2021 May 18 14:30
So far, 99 maritime companies, organisations and flag states, including BIMCO, have signed the Gulf of Guinea Declaration on Suppression of Piracy, according to BIMCO's release.
In 2020, 135 crew were kidnapped from their ships globally, with the Gulf of Guinea accounting for over 95% of the crew numbers kidnapped. This has happened in international waters in an area less than 20% of the size of the sea area dominated by Somali pirates a few years ago. The pirates launch their attacks from the Niger Delta, where they also subsequently hold their hostages.
BIMCO welcomes the positive steps taken by regional states, especially Nigeria. However, in reality, it will take some years before these states can effectively manage the problem. In the interim period the best solution is to have capable military assets from able and willing non-regional states to actively combat piracy in the area in support of the efforts by countries in the region. The signatories firmly believe that piracy and attempts at kidnapping are preventable through active anti-piracy operations and that by the end of 2023 the number of attacks by pirates can be reduced by at least 80%.
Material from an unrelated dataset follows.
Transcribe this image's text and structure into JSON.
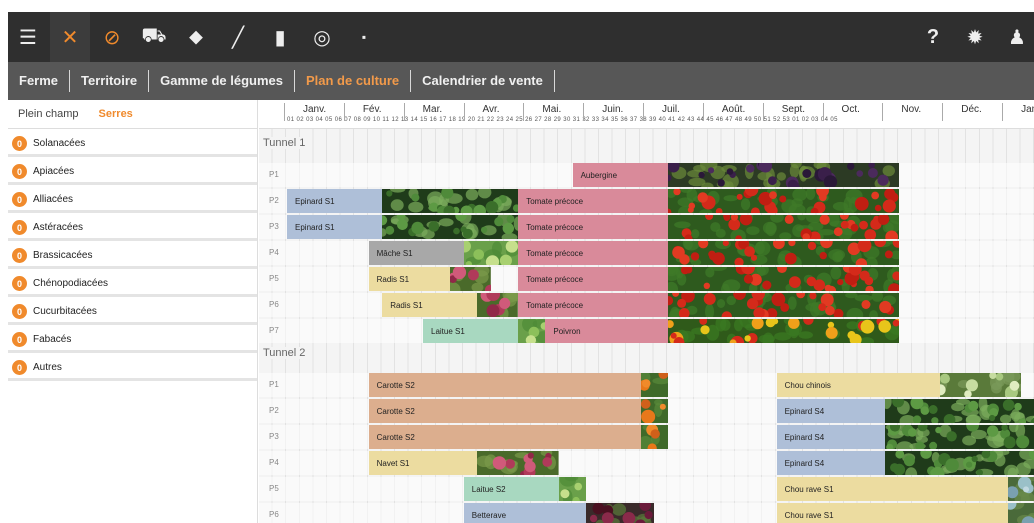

During its session from 5 to 14 May 2021, the Maritime Safety Committee of the International Maritime Organization (IMO) discussed Gulf of Guinea piracy. Although development of related IMO resolutions on this topic is constructive and welcome, much more remains to be done, particularly in the short term. The launch of the Gulf of Guinea Declaration on Suppression of Piracy is therefore a timely expression of the maritime industry’s call for further action, through a wide range of collective efforts, to end piracy urgently in the Gulf of Guinea.
BIMCO maintains that the piracy can be suppressed with as little as two frigates with helicopters and one maritime patrol aircraft which actively combat piracy in the area. It is therefore imperative that non-regional countries provide the necessary assets on a rotation basis, and that one or more states in the area support the effort with logistics and prosecution of arrested pirates. The Declaration does not aspire to provide the long-term solution to the piracy problem but to help make seafarers safe today.
A group of shipowners convened by BIMCO drafted the Declaration. The aim is to speak plainly about the piracy problem in the Gulf of Guinea and get all the stakeholders involved to address the real problems.
BIMCO is the world's largest international shipping association, with around 1,900 members in more than 120 countries, representing around 60% of the world’s tonnage.